Maar laten we ons niet vergissen. De veronderstelde ontwikkeling van de Iraanse bom heeft de afgelopen jaren wel veel publiciteit getrokken en het Westen nam verstrekkende tegenmaatregelen, maar tot ontwrichting van de regio heeft dit alles niet geleid. Sinds een jaar of drie ligt de belangrijkste oorzaak daarvan in Syrië. Sinds het begin van de burgeroorlog hebben daar meer dan 130.000 mensen het leven verloren en er zijn negen miljoen vluchtelingen. Dit heeft op de aangrenzende landen al een ontwrichtende uitwerking die hoogstwaarschijnlijk zal toenemen, ten eerste omdat de dakloze massa niet binnen afzienbare tijd weer een redelijk onderdak en broodwinning zal vinden, en verder omdat de strijd hoe langer hoe ingewikkelder is geworden.

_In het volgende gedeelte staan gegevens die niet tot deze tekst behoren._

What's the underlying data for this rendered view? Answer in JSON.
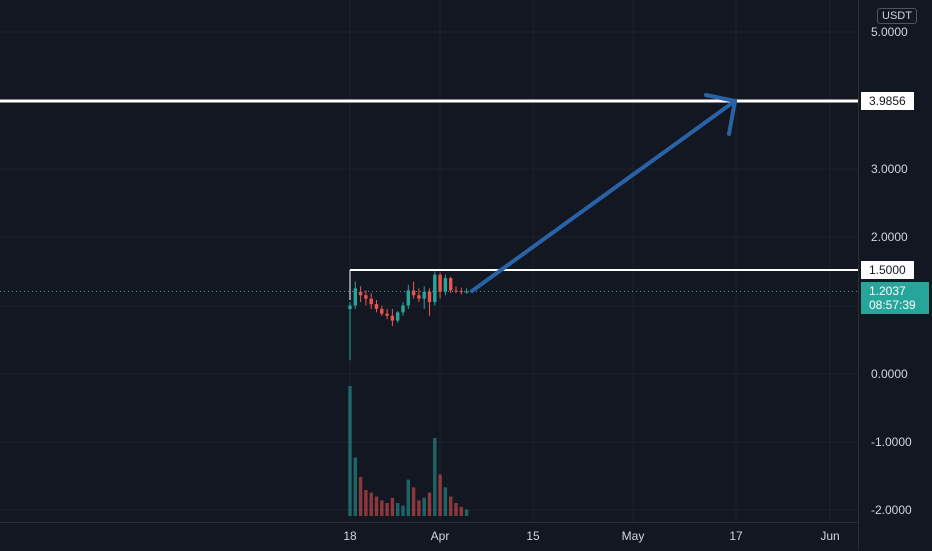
{
  "price_axis": {
    "currency": "USDT",
    "ticks": [
      "5.0000",
      "3.0000",
      "2.0000",
      "0.0000",
      "-1.0000",
      "-2.0000"
    ],
    "horizontal_lines": [
      {
        "label": "3.9856",
        "color": "#ffffff"
      },
      {
        "label": "1.5000",
        "color": "#ffffff"
      }
    ],
    "current_price": {
      "label": "1.2037",
      "countdown": "08:57:39",
      "color": "#26a69a"
    }
  },
  "time_axis": {
    "ticks": [
      "18",
      "Apr",
      "15",
      "May",
      "17",
      "Jun"
    ]
  },
  "colors": {
    "background": "#131722",
    "up": "#26a69a",
    "down": "#ef5350",
    "arrow": "#2962a6",
    "grid": "#1e222d"
  },
  "drawings": {
    "arrow": {
      "from_label": "1.5000",
      "to_label": "3.9856",
      "icon": "trend-arrow"
    }
  },
  "chart_data": {
    "type": "candlestick",
    "ylim": [
      -2.0,
      5.0
    ],
    "candles": [
      {
        "o": 0.95,
        "h": 1.05,
        "l": 0.2,
        "c": 1.0,
        "v": 1.0
      },
      {
        "o": 1.0,
        "h": 1.35,
        "l": 0.95,
        "c": 1.25,
        "v": 0.45
      },
      {
        "o": 1.2,
        "h": 1.28,
        "l": 1.05,
        "c": 1.15,
        "v": 0.3
      },
      {
        "o": 1.15,
        "h": 1.22,
        "l": 1.0,
        "c": 1.1,
        "v": 0.2
      },
      {
        "o": 1.1,
        "h": 1.18,
        "l": 0.95,
        "c": 1.02,
        "v": 0.18
      },
      {
        "o": 1.02,
        "h": 1.08,
        "l": 0.9,
        "c": 0.95,
        "v": 0.15
      },
      {
        "o": 0.95,
        "h": 1.0,
        "l": 0.85,
        "c": 0.88,
        "v": 0.12
      },
      {
        "o": 0.88,
        "h": 0.95,
        "l": 0.8,
        "c": 0.85,
        "v": 0.1
      },
      {
        "o": 0.85,
        "h": 0.95,
        "l": 0.7,
        "c": 0.78,
        "v": 0.14
      },
      {
        "o": 0.78,
        "h": 0.92,
        "l": 0.75,
        "c": 0.9,
        "v": 0.1
      },
      {
        "o": 0.9,
        "h": 1.05,
        "l": 0.85,
        "c": 1.0,
        "v": 0.08
      },
      {
        "o": 1.0,
        "h": 1.3,
        "l": 0.95,
        "c": 1.22,
        "v": 0.28
      },
      {
        "o": 1.22,
        "h": 1.35,
        "l": 1.1,
        "c": 1.15,
        "v": 0.22
      },
      {
        "o": 1.15,
        "h": 1.25,
        "l": 1.05,
        "c": 1.1,
        "v": 0.12
      },
      {
        "o": 1.1,
        "h": 1.28,
        "l": 0.95,
        "c": 1.2,
        "v": 0.14
      },
      {
        "o": 1.2,
        "h": 1.25,
        "l": 0.85,
        "c": 1.05,
        "v": 0.18
      },
      {
        "o": 1.05,
        "h": 1.5,
        "l": 1.0,
        "c": 1.45,
        "v": 0.6
      },
      {
        "o": 1.45,
        "h": 1.48,
        "l": 1.1,
        "c": 1.2,
        "v": 0.32
      },
      {
        "o": 1.2,
        "h": 1.45,
        "l": 1.15,
        "c": 1.4,
        "v": 0.22
      },
      {
        "o": 1.4,
        "h": 1.42,
        "l": 1.18,
        "c": 1.22,
        "v": 0.15
      },
      {
        "o": 1.22,
        "h": 1.28,
        "l": 1.18,
        "c": 1.21,
        "v": 0.1
      },
      {
        "o": 1.21,
        "h": 1.26,
        "l": 1.16,
        "c": 1.2,
        "v": 0.07
      },
      {
        "o": 1.2,
        "h": 1.25,
        "l": 1.17,
        "c": 1.2037,
        "v": 0.05
      }
    ]
  }
}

Op 22 januari begint in Zwitserland een vredesconferentie, waaraan behalve de ministers van Buitenlandse Zaken van Amerika en Rusland waarschijnlijk ook een vertegenwoordiger van Iran zal meedoen. Wie er verder aan tafel zullen zitten weten we nog niet. Wel is het zeker dat het Syrische vraagstuk ingewikkelder is dan ooit. Saoedi-Arabië zal een rol spelen. De soennitische meerderheid in dat land steunt de geestverwante Syrische oppositie die president Assad wil afzetten. Aan de andere kant zijn in de loop van de burgeroorlog aan al-Qaeda verwante strijdgroepen verschenen. In het gevecht zouden ze superieur zijn aan andere strijdgroepen met westerse sympathieën. Ze worden gesteund door islamisten uit Irak en ze beschouwen het Vrije Syrische Leger dat Assad wil afzetten als hun aartsvijand.

Volgens een hoofdartikel in de International New York Times van dinsdag zou Washington onder Saoedische druk geneigd zijn bepaalde gematigde groeperingen te steunen, maar dit zou dan mogelijk een ander risico met zich meebrengen. In de jaren tachtig steunde Amerika in Afghanistan de moedjahedien tegen de Sovjet-Unie. Uit die strijdgroep zijn de Taliban voortgekomen. Met andere woorden: in Syrië kan alles gebeuren, er valt geen touw aan vast te knopen.

Toch hebben we één zekerheid. Als de chaos voortduurt (en er is nog niets dat op het tegendeel wijst) zullen eerst de regio en op den duur ook Europa daarvan onvermijdelijk de gevolgen ondervinden. Er komen meer vluchtelingen, de gevoelens, de haat tegen de islam zal toenemen, en dat zal dan weer een voedingsbodem zijn voor het populisme. Drie jaar geleden waren de ontwikkelingen in Syrië onvoorspelbaar. Dat geldt nu in onbekend sterkere mate.